For years, Doctors Without Borders has been protesting a series of murderous U.S. and NATO assaults on their hospitals including helicopter attacks, armed raids by U.S. troops, and terrorizing patients and staff. And, Doctors Without Borders has gone on record refusing to coordinate their work with the agenda of the U.S. (or anyone else) in Afghanistan. Instead, they have insisted their mission is to help desperate people in need of medical care. (“Afghanistan: A Return to Humanitarian Action”). The October 3 massacre of their hospital in Kunduz was a bloody message from the U.S. military that there is an open season on Doctors Without Borders.
The Pentagon’s statement accompanying the release of the April 29 report is a total whitewash. The U.S. military invented its own definition of war crimes and declared itself “innocent.” The U.S. military is burying the essential facts of what happened: that the U.S. by all accounts continued to bomb the hospital long after Doctors Without Borders reached U.S. commanders by phone demanding the bombing stop. And there is no recognition that this crime was part of a whole pattern and policy of the U.S. and its allies in Afghanistan.

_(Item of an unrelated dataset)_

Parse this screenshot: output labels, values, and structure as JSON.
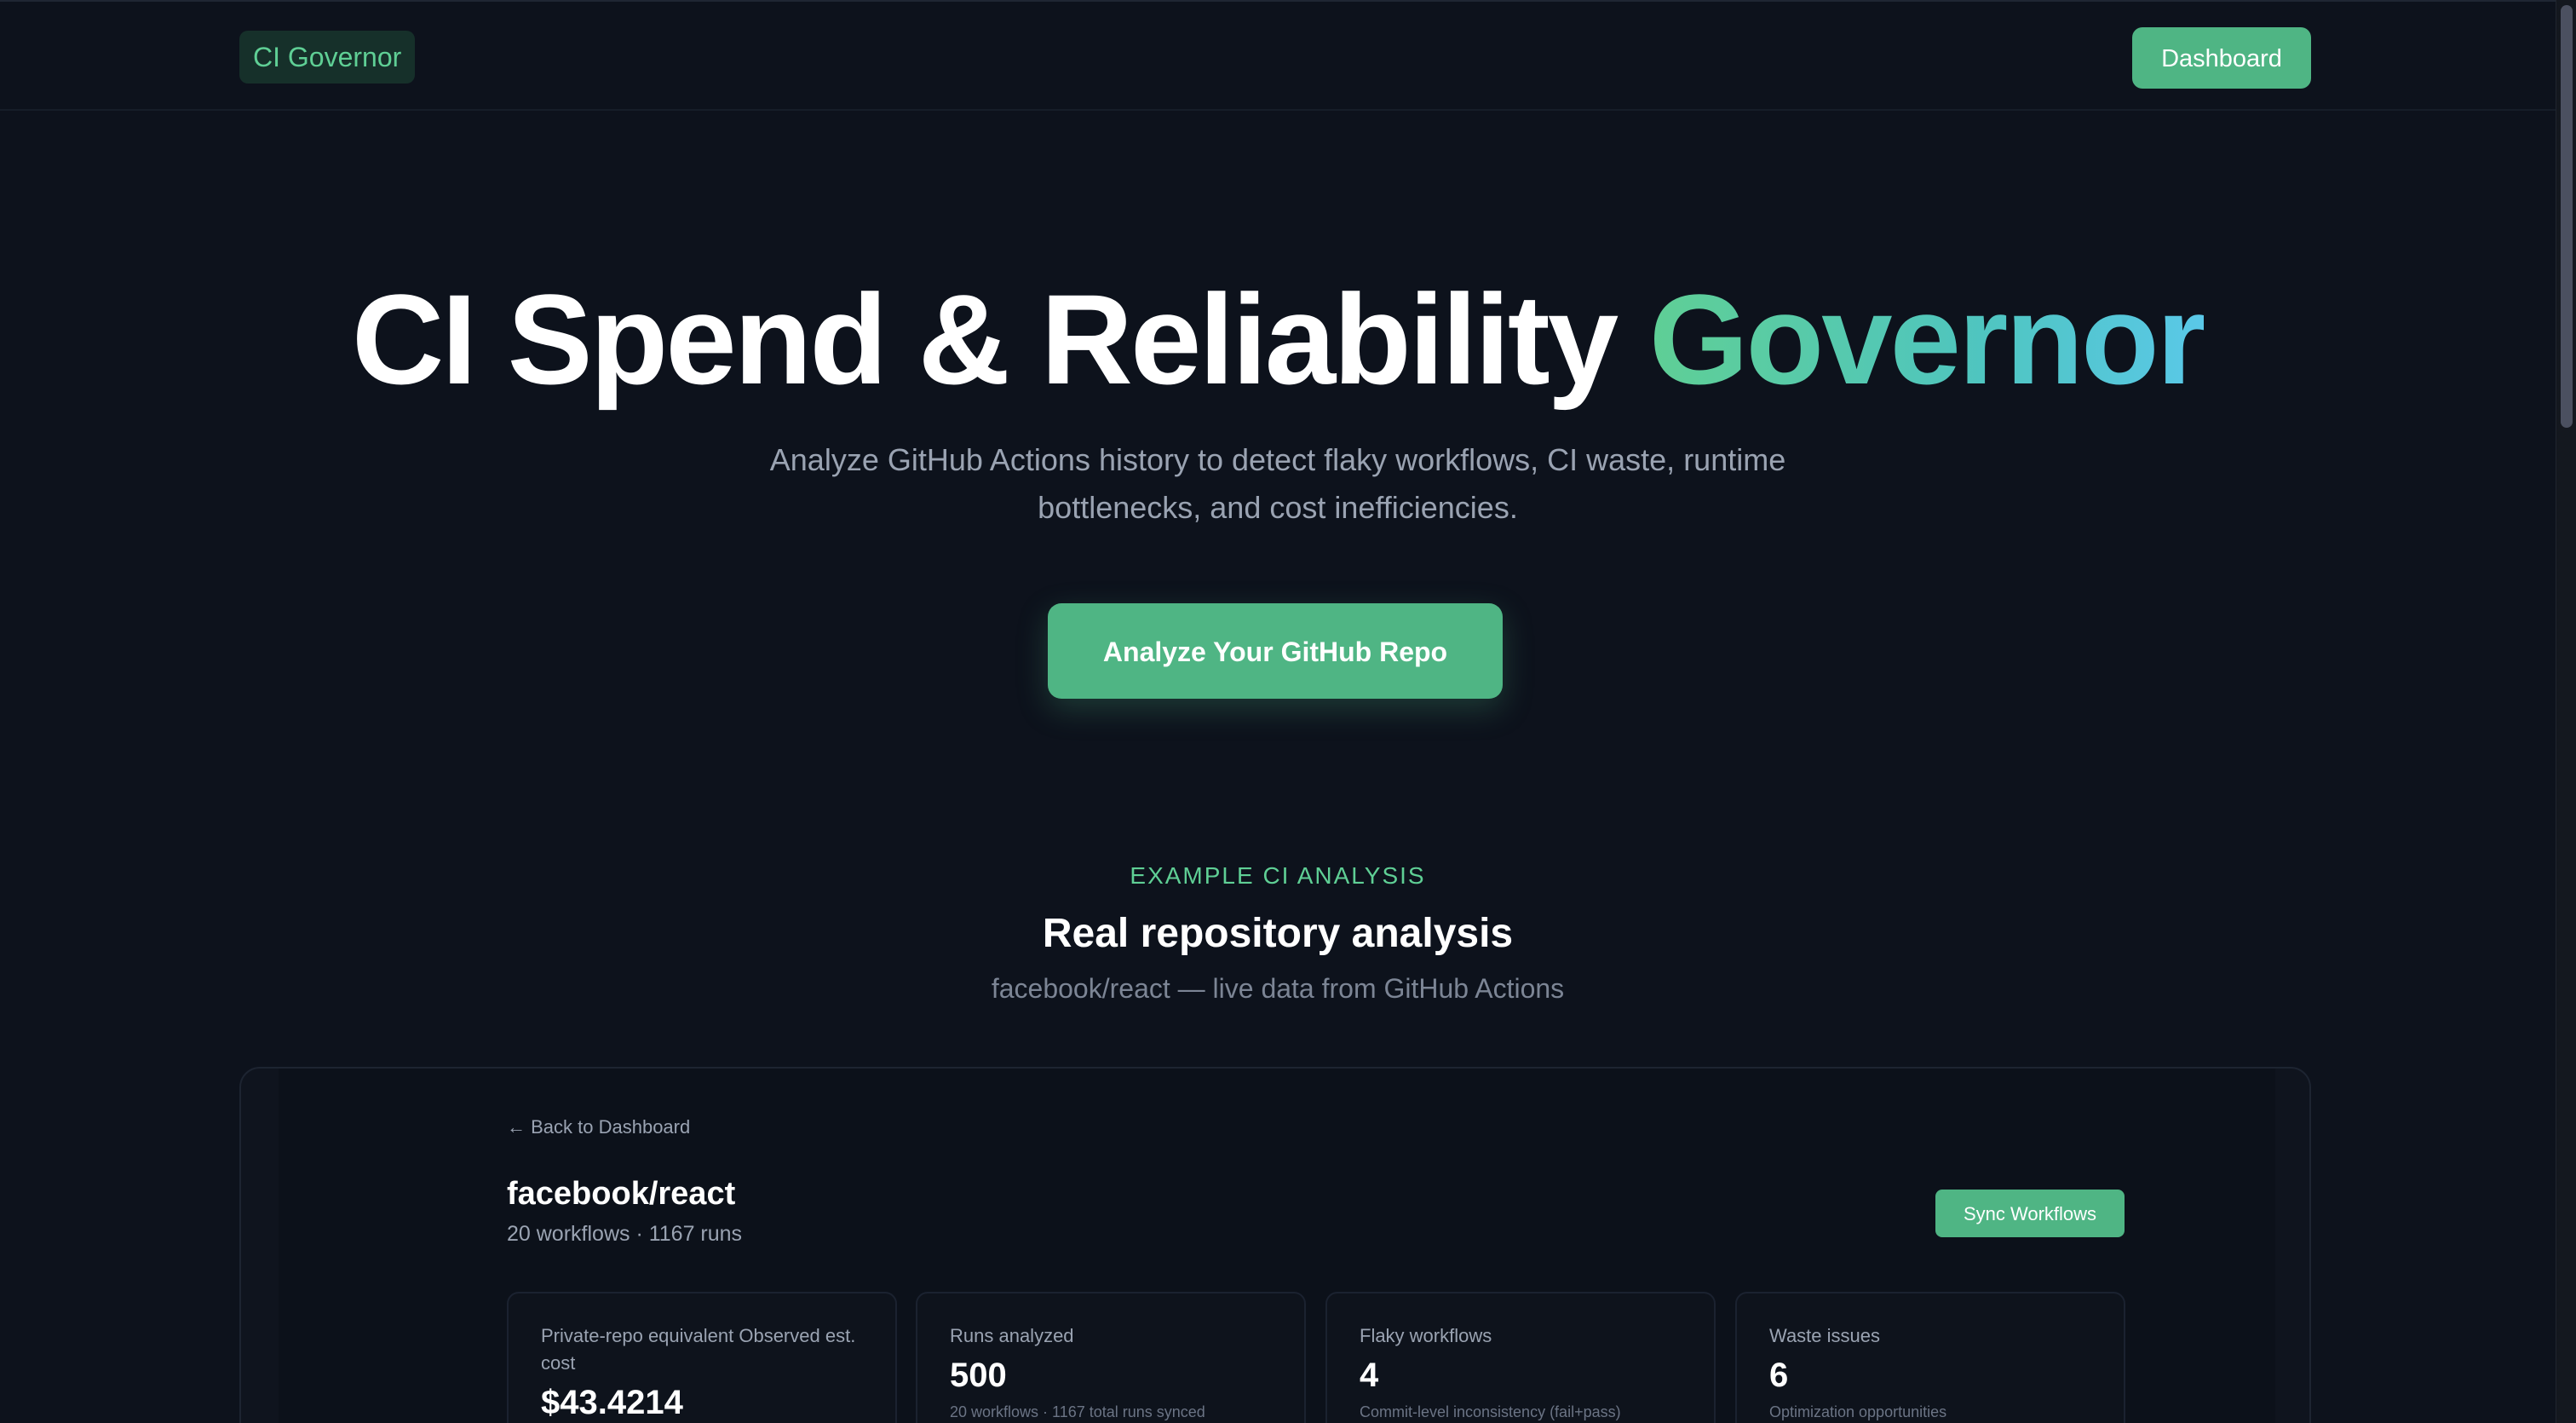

The U.S. refusal to cooperate with a credible independent inquiry as demanded by Doctors Without Borders is outrageous. Refusing to seriously punish anyone responsible is an insulting offense to the heroic medical workers, hospital staff, and patients who were murdered, and their loved ones. And as such, the Pentagon report and the whole U.S. response to charges of war crimes is essentially a green light for more U.S. war crimes.